For the moment, the CIA might just be consultants. Despite the appointment of John Durham to head the probe, the New York Times reported last night that it’s still just a review rather than a criminal investigation:

The federal prosecutor tapped to scrutinize the origins of the Russia investigation is conducting only a review for now and has not opened any criminal inquiry, a person familiar with the matter said on Tuesday.

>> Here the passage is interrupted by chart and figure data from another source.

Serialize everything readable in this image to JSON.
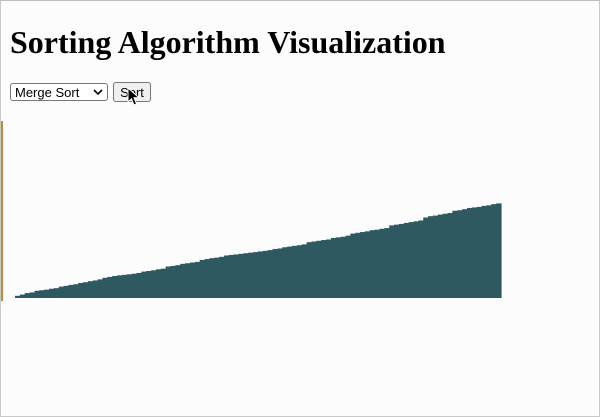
{
  "page": {
    "title": "Sorting Algorithm Visualization"
  },
  "controls": {
    "algorithm_selected": "Merge Sort",
    "sort_label": "Sort"
  },
  "icons": {
    "dropdown": "chevron-down-icon",
    "cursor": "mouse-pointer-icon"
  },
  "colors": {
    "bar": "#2e5961"
  },
  "visualization": {
    "state": "sorted ascending",
    "bar_count": 100,
    "value_range": [
      0,
      100
    ]
  }
}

The prosecutor, John H. Durham, the United States attorney for Connecticut, is broadly examining the government’s collection of intelligence involving the Trump campaign’s interactions with Russians, the person said. The additional details about the scope and limits of his role emerged a day after The New York Times reported that Attorney General William P. Barr had put Mr. Durham in charge of scrutinizing the early stages of the Trump-Russia investigation during the 2016 election.

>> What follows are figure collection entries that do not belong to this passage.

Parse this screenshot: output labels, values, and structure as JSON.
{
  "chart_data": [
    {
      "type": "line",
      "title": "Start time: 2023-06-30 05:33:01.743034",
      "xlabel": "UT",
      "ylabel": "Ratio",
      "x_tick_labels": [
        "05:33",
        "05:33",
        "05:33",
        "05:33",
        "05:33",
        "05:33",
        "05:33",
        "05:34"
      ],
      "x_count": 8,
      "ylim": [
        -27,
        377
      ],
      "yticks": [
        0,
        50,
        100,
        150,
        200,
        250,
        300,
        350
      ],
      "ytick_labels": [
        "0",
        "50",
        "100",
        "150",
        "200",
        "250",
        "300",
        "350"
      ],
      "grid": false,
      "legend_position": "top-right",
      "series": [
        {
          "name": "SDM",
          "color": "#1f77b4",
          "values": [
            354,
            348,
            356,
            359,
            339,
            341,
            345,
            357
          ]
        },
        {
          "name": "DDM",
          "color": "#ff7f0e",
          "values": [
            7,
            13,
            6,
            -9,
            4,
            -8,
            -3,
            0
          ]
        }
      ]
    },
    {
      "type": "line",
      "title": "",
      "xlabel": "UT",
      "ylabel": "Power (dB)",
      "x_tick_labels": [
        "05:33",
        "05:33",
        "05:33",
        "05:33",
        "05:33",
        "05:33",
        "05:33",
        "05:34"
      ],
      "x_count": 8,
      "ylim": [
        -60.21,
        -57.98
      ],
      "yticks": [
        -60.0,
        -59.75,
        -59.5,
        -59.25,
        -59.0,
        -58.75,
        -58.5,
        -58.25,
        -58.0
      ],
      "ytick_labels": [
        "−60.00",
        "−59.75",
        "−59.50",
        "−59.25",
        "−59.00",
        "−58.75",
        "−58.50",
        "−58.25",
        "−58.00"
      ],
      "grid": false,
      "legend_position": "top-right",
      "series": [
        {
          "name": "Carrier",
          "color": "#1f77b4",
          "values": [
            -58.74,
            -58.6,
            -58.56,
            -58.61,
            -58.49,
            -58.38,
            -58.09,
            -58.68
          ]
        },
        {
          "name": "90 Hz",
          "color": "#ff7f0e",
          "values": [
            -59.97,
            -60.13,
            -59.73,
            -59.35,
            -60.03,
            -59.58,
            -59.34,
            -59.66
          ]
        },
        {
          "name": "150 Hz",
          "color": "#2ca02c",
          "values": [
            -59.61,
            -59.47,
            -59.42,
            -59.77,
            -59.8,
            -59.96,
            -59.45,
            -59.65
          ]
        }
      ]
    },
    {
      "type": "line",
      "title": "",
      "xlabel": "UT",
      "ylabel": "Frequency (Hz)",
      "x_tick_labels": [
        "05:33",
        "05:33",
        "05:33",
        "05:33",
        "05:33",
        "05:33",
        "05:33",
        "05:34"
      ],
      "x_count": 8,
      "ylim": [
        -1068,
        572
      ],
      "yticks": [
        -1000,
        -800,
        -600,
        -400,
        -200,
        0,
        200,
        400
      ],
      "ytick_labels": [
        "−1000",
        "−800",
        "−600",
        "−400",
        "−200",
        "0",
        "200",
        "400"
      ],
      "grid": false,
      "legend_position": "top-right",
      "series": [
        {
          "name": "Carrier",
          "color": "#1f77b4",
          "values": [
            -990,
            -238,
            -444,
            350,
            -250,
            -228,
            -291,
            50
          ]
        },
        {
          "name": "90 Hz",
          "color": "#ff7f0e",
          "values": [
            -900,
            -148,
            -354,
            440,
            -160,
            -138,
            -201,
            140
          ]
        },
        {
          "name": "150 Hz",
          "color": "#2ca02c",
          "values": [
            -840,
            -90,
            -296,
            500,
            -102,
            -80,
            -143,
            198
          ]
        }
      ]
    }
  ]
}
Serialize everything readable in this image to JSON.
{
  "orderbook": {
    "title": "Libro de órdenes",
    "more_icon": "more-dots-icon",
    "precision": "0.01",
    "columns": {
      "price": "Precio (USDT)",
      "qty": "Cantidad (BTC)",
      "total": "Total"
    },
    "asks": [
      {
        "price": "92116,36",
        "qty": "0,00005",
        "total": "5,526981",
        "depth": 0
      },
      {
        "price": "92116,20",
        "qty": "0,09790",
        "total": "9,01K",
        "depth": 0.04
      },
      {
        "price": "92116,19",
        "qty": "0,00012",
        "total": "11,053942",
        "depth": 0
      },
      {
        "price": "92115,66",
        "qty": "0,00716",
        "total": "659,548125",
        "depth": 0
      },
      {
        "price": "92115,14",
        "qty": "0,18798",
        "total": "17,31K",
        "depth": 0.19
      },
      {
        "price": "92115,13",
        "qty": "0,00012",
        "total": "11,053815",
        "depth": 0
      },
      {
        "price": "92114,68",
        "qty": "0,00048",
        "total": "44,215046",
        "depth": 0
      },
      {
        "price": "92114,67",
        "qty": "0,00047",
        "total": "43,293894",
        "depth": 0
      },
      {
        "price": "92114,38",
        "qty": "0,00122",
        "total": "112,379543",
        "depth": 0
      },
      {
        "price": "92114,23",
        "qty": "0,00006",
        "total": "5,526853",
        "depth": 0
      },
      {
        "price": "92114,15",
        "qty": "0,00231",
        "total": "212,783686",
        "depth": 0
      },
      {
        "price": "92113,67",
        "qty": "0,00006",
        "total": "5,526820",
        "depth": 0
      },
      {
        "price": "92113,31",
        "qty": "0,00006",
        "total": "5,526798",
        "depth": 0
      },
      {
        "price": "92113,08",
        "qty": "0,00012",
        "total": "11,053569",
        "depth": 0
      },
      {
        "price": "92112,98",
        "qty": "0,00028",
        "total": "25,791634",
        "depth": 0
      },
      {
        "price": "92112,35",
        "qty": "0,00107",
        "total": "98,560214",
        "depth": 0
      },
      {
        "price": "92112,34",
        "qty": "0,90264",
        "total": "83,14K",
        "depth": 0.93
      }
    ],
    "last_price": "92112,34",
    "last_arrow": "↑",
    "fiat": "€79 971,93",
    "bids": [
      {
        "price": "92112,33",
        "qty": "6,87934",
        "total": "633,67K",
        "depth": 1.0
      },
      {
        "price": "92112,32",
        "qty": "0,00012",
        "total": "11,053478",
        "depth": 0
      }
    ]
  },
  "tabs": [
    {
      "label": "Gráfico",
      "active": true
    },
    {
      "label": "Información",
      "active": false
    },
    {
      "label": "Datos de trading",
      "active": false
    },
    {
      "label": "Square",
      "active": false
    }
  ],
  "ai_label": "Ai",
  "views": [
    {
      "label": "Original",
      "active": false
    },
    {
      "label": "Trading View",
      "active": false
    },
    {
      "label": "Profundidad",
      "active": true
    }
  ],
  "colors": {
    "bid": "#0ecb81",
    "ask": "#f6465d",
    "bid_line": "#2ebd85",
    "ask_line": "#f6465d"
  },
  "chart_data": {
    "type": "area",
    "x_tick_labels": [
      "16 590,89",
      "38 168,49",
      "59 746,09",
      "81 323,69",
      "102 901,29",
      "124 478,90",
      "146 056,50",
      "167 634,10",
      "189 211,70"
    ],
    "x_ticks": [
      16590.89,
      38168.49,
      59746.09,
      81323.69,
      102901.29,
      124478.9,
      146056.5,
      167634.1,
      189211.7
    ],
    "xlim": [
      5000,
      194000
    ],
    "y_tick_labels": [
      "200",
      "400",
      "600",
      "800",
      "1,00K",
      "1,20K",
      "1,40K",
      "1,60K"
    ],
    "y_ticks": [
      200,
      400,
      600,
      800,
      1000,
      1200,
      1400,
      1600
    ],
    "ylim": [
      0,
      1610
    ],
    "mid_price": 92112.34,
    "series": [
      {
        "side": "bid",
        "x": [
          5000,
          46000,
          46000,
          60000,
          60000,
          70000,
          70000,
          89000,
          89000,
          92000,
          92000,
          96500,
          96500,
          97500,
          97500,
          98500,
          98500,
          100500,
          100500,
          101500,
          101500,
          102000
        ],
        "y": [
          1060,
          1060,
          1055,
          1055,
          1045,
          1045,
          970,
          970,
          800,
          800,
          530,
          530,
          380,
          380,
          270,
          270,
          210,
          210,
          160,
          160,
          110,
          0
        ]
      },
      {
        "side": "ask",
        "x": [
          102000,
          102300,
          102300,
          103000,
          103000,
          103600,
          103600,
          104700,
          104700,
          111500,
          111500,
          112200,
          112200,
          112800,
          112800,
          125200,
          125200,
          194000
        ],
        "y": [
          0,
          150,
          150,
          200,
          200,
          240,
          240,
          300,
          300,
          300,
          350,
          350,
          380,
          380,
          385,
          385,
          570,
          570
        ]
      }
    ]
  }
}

While Mr. Durham has conducted criminal investigations into allegations of high-level wrongdoing by law enforcement and national security officials, including the F.B.I.’s handling of organized crime informants and the C.I.A.’s torture of detainees, his new review does not rise to that level, the person said.

The distinction means that Mr. Durham for now will not wield the sort of law enforcement powers that come with an open criminal investigation, such as the ability to subpoena documents and compel witnesses to testify. Instead, he will have the authority only to read documents the government has already gathered and to request voluntary witness interviews.

That seems a bit curious, however. The Department of Justice already had John Huber on hand to “review” the case being compiled by Inspector General Michael Horowitz, who is reportedly wrapping up his “review” in the next few weeks. If all that Barr wanted was a “review,” he could have left Huber in place and let Durham work on other business.

Durham’s experience in dealing with corruption in the FBI suggests that Barr thinks more than a “review” will be needed no matter how it’s categorized at the moment. A review probably wouldn’t need to involve CIA director Gina Haspel and DNI Dan Coats, either.